At the same time, according to the German court ruling, the consequences of the marriage annulment must be cushioned. According to Unicef, child marriages are a phenomenon of poverty that affects girls from rural areas. In South Asia, for example, they are much more likely to be married early than their peers in the cities. If they are unexpectedly confronted with the ineffectiveness of their marriage in Germany, they are often left empty-handed, without the entitlement to financial compensation and maintenance that they would have in the event of a divorce. The legislature must make improvements here.
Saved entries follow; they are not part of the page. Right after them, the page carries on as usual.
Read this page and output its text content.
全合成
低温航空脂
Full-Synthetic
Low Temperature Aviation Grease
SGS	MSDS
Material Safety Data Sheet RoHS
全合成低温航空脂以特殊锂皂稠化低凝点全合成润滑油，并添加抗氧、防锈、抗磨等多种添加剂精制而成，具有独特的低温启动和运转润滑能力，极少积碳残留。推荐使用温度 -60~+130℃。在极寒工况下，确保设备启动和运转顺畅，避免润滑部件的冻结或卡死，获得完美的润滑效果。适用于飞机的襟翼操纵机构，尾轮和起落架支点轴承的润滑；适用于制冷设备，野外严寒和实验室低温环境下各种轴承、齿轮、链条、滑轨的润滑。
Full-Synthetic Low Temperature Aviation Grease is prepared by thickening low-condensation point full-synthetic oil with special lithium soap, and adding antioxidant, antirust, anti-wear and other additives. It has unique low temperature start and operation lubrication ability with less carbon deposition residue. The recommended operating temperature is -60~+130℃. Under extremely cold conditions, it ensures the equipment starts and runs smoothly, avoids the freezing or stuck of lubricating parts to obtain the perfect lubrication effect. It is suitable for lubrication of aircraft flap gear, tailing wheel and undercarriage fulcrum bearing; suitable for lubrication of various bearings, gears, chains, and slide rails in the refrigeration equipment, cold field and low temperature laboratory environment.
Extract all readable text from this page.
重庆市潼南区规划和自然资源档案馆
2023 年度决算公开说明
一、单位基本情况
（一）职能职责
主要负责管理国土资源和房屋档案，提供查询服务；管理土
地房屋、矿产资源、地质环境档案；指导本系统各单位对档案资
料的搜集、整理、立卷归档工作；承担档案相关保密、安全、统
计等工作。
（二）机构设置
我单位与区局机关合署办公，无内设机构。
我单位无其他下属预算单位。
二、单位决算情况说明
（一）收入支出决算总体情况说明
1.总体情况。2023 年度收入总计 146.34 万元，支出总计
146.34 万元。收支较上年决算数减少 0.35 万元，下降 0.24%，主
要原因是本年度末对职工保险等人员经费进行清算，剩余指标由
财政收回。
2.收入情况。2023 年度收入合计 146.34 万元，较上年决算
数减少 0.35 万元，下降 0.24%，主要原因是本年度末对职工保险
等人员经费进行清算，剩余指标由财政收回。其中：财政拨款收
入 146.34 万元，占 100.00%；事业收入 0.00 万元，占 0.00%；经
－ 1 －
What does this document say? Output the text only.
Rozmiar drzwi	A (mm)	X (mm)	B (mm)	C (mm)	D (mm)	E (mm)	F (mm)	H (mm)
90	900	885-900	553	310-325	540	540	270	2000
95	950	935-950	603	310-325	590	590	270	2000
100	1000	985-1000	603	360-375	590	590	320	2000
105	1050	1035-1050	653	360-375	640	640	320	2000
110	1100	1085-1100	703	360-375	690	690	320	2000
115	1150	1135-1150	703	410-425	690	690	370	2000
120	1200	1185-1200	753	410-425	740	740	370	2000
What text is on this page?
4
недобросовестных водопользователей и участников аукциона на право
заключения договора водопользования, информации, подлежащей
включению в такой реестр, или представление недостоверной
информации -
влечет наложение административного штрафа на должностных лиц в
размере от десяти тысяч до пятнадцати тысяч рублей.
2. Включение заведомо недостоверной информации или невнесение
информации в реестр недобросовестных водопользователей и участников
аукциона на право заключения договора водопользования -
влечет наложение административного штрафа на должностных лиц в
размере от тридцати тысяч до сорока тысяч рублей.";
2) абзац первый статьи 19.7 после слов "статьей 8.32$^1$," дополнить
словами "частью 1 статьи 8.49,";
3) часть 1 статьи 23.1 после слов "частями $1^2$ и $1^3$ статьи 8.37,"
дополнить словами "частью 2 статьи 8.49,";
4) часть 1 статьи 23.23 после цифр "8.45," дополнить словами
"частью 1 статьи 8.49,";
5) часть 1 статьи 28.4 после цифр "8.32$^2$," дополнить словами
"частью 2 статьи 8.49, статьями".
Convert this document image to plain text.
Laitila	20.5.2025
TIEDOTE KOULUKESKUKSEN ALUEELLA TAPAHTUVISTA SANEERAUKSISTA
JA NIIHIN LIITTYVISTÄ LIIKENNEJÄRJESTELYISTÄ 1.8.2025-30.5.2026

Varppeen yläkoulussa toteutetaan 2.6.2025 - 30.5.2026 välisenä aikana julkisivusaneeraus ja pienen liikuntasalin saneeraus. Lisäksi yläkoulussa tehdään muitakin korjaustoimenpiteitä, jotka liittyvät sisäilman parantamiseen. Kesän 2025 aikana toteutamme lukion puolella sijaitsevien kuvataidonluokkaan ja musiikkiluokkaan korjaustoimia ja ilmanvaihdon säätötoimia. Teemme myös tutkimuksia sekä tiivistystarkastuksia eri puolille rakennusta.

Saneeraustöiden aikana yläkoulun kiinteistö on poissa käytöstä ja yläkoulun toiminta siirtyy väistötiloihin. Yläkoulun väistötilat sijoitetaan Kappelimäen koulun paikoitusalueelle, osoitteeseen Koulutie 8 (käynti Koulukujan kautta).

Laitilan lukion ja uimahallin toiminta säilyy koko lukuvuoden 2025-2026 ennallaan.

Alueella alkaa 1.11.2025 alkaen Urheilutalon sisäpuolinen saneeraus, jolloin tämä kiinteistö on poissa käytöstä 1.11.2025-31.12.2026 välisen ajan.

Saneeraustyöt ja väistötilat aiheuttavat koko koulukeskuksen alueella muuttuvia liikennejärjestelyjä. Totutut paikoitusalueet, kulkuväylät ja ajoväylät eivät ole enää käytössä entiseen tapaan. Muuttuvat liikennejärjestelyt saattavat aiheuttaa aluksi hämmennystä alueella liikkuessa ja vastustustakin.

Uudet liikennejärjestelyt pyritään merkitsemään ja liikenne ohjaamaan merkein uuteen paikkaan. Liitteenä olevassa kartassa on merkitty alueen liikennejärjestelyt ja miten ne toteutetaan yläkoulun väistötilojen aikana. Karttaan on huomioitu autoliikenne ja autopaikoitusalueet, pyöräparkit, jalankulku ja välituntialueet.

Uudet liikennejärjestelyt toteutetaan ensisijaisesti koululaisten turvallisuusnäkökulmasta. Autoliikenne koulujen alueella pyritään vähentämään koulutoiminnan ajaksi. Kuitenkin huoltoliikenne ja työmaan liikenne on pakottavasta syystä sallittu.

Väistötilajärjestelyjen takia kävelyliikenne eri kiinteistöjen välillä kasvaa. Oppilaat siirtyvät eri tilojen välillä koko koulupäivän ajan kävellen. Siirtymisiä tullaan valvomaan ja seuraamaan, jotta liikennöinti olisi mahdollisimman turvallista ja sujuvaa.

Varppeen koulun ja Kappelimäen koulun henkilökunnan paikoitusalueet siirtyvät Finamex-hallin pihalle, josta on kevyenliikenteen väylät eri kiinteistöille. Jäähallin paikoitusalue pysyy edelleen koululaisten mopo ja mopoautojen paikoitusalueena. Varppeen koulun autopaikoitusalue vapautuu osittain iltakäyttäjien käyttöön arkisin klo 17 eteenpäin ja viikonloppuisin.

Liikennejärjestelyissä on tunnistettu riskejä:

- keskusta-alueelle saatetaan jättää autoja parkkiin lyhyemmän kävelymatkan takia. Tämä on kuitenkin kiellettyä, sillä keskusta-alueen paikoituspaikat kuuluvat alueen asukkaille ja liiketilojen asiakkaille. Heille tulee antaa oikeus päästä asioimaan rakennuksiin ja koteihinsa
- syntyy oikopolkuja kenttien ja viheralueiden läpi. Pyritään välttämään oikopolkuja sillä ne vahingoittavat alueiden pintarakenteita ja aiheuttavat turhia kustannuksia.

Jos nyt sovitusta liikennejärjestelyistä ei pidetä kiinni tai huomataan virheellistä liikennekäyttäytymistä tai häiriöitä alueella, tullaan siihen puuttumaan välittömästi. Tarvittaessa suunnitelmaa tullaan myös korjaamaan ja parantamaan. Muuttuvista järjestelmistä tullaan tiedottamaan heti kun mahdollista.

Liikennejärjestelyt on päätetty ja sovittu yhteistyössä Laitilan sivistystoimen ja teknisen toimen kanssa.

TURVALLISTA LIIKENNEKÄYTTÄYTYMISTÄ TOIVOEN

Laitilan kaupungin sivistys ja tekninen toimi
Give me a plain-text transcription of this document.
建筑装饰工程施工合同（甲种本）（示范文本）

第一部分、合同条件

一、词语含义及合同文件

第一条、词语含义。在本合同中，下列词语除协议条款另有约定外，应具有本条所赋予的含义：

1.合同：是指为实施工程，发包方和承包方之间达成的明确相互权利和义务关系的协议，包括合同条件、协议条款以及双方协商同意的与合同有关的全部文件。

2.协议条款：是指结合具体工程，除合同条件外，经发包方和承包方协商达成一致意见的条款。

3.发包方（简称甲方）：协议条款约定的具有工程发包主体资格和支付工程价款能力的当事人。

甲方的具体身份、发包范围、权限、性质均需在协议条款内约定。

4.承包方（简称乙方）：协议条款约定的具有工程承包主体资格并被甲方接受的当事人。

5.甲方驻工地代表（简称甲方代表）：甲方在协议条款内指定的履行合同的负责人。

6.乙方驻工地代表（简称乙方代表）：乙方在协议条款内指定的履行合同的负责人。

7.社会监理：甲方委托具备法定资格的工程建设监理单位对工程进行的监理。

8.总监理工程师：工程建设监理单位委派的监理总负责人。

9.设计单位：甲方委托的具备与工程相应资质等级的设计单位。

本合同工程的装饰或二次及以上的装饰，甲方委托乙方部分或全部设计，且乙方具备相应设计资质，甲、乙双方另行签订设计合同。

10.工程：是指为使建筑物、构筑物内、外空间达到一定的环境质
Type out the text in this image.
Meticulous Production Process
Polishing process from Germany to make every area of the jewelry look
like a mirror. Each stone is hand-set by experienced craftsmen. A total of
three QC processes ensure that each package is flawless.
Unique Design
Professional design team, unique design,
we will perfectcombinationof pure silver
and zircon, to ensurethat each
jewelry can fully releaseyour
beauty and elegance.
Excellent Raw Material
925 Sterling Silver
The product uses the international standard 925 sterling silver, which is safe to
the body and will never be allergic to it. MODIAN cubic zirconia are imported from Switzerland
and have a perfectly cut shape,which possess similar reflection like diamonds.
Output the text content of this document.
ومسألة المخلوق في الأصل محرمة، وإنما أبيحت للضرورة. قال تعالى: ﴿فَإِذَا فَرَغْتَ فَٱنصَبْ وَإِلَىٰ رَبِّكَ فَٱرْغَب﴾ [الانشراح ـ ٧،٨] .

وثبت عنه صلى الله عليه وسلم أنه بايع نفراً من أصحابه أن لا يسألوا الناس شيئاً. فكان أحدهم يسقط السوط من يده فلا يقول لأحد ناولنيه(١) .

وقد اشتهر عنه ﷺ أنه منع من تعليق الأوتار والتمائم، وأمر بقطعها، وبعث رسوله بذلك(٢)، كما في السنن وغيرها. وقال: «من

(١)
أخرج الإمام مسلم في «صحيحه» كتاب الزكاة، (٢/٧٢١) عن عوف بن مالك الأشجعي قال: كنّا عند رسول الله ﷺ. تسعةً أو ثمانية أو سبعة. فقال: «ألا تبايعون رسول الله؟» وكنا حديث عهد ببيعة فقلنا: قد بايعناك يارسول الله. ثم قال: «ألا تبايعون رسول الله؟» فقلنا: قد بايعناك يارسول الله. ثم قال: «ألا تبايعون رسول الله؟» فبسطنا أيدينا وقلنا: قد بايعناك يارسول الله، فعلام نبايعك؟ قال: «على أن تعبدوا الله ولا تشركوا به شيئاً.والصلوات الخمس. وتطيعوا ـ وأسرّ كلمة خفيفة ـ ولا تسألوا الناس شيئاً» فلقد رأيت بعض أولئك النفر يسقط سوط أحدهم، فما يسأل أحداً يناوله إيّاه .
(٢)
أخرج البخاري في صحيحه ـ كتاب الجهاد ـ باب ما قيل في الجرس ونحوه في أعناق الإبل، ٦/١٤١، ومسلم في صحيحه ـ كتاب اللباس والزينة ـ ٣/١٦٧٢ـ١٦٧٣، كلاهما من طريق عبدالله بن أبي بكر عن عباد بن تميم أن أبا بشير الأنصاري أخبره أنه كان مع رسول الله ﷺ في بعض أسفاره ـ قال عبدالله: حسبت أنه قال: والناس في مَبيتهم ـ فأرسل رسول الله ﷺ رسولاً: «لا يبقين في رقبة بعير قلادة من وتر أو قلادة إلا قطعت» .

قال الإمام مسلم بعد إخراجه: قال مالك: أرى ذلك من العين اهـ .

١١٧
The second point: if the German authorities take action, a marriage under the age of 18 can be a long time ago. However, under current law, there is no mercy: a marriage is void if either party was under the age of 16 at the time of the marriage. Here, the Constitutional Court demands a way for couples who are now of legal age to hold on to the marriage. “When those who are under the age of 16 at the time of marriage reach the age of majority, the protection of minors as the main purpose of the proposed regulation no longer applies,” the decision says.
Incidentally, this is also confirmed by experience with the law. In 2020, the Federal Ministry of Justice counted only 20 annulled marriages, including those of 16 and 17-year-olds. On the other hand, the authorities reported more than 1,000 cases in which they had waived applications for annulment – because the now adult wives wanted to stick to the marriage.